Umarım beğenirsiniz, takip etmeyi unutmayın.
Instagram hesabım : lorensilorensi_0
BARUT KOKUSU kitabıma bölüm atacağım. O kitabın gidişatı ve olayları da belli aklımda. Okursanız, oy verirseniz çok memnun olurum.
...Lorensi size keyifli okumalar diler...
Bölüm Otuz Üç - Acı Ve Tatlı
Yazar
Ayşe hanım sabah erkenden yatağından kalkar kalkmaz, mutfağa kahvaltı hazırlamak adına girmişti. Mutluydu çünkü anneanne olmanın heyecanı vardı içinde. Kızı İkra gelmişti dün, bugün ise Sedef gelecekti. Bir anne evlatlarını bir arada, yanında görmekten başka ne isteyebilirdi ki?

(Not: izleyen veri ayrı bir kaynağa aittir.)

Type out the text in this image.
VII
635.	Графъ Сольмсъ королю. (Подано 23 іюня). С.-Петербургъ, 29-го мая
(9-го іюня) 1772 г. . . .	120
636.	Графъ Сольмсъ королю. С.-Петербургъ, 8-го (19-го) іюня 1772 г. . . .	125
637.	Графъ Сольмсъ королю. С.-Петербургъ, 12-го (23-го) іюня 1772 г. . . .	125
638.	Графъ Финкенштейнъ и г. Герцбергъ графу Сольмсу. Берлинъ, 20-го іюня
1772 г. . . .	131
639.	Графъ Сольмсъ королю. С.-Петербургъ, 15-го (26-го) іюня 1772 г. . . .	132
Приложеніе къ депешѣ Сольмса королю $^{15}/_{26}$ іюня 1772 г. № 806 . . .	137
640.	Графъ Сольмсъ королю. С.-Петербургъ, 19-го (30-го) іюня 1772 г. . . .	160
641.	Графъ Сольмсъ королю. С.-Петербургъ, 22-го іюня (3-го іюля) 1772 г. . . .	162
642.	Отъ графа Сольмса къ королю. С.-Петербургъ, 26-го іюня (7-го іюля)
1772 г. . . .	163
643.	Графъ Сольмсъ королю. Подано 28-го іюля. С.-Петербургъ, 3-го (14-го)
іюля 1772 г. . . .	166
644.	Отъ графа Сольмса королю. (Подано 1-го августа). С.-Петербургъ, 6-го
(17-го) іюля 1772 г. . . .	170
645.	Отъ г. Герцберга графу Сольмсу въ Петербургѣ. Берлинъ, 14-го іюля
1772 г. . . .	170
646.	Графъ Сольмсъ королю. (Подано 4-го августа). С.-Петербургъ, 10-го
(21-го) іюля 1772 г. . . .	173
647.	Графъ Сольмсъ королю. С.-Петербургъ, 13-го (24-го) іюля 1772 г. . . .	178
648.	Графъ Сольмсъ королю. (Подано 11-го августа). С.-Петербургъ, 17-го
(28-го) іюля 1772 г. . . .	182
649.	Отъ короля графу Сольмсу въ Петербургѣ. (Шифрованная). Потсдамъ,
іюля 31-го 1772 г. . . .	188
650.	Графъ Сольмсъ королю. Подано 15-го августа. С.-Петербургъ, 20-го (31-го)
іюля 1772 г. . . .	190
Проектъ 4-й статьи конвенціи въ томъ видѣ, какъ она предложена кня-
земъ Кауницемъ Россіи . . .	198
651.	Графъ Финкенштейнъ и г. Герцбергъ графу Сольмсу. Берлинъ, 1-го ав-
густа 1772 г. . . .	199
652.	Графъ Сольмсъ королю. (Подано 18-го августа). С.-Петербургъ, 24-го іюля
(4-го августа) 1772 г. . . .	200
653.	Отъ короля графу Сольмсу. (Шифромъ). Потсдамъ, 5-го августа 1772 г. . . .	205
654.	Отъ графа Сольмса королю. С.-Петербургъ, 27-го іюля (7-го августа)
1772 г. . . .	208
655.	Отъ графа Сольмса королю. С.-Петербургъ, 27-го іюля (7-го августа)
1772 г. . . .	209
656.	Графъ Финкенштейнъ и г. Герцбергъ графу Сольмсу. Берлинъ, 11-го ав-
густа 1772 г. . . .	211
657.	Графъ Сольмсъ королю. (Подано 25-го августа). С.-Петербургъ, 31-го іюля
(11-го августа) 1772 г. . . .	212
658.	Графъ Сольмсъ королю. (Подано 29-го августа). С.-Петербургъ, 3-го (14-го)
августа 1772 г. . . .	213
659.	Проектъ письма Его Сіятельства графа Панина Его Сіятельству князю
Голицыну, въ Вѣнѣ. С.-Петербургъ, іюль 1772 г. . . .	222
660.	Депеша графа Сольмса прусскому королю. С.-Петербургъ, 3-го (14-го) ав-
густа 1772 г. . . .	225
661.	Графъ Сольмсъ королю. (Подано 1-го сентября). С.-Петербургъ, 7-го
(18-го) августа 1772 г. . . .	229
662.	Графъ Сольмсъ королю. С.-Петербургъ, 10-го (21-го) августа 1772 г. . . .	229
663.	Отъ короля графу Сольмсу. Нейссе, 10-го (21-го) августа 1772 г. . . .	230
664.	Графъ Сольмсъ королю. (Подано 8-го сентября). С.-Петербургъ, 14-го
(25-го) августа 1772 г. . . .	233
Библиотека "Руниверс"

Evlat bambaşkaydı. Anneler bazen kızar, azarlar hatta terlikle vururlar ama her zaman evlatlarını canından bile çok severlerdi. Ayşe hanımda öyleydi işte. Bugüne dek hiç bir çocuğuna bir kez bile vurmamış olsa bile, evlatlarının hata yapmaması için baya kızardı. Böylelikle hepsini terbiyeli ve merhametli yetiştirmişti.
Kahvaltı hazırlamaya başlarken, misafir odasının yanmayan peteğine kuruması için asmış olduğu mutfak önlüğünü almaya gitmek için misafir odasına ilerledi. İkra ve damadının uyuyor olduğunu bildiği için, sessizce kapıyı araladı, aynı koltukta beraber birbirine sarılı bir şekilde yatan ikiliye bakıp, şaşkınlıkla dudaklarını araladı. Tülbentini iyice başına bağlayıp, kızına sızlayan gözleriyle baktı. Onun mutluluğuna şahit oluyordu ve bu bir anne olarak onu fazlasıyla mutlu ediyordu.
Ömer Asaf kollarını arkadan İkra'nın beline dolamış, burnunu saçlarının içine gömmüştü. İkra ise elleriyle Ömer Asaf'ın kollarını sarmış, iyice göğsüne yaslamıştı sırtını. İkili sessiz sessiz uyumaya devam ederken, Ayşe hanım ilerledi, üzerlerinden düşmüş pikeyi alıp, yavaşça üstlerine örttü, önlüğü alıp, odadan son kez kızına bakıp çıktı ve kapıyı yavaşça kapadı.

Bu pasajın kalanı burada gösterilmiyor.